FAF: What does being shortlisted for the Felix Dennis Prize for Best First Collection mean for you?
PP: Delighted! Chuffed! Amazed! You can never be sure how readers will engage with your work when you write it — readers are all different — so knowing that some people have connected with it is truly a joy.
FAF: Please tell us about the creation of your shortlisted collection, from first words to final book. Which poems in the collection are most important to you?
PP: When I wrote the narrative sequence ‘Austrian Murder Case’, that was the start of an extended exploration of the culture and environment of Austria, where I was living at the time. I became absorbed in the process of juxtaposing different kinds of related fragments — image, story and voice — which is how the project grew into a body of interconnected pieces.
FAF: Which poets do you admire most and what do you value in their work?

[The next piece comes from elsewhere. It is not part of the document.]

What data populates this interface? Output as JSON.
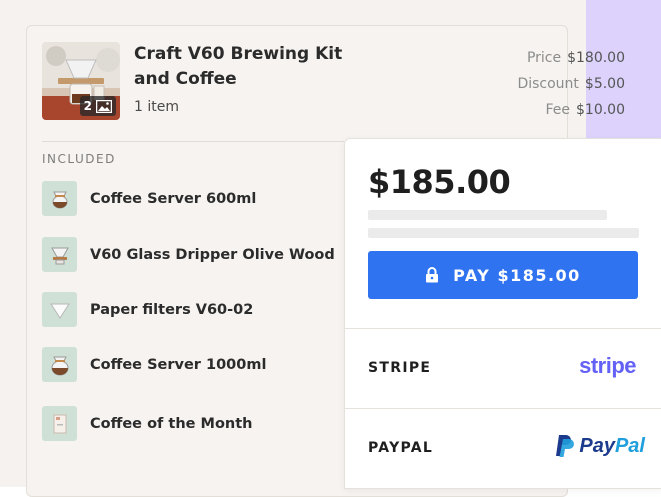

PP: There are lots and lots. I’m not sure the originality of form in the peculiar structures of Marianne Moore’s early work has been rivalled yet. Gerard Manley Hopkins is hard to beat in terms of managing sound patterns. For imagery, the early modernist French poets are among my favourites. I also could not live without the innovations of many contemporary writers, and visual art is another important resource. The life and work of the artist Laurie Anderson has been especially important to me over the last two years. Her humour, experiments across forms and general creative outlook are endlessly inspiring.
FAF: What advice would you give to anyone starting out in poetry today?
PP: Read a lot, read what you feel like reading, read non-fiction and fiction as well as poetry. If you are around the age of twenty and a woman poet (and if you are not!), read Elizabeth Barrett Browning’s Aurora Leigh. Follow hunches, make notes, realise ideas. Learn, ask questions, make mistakes. Don’t expect perfection; enjoy the process. William Blake: “no bird soars too high, if he soars with his own wings”.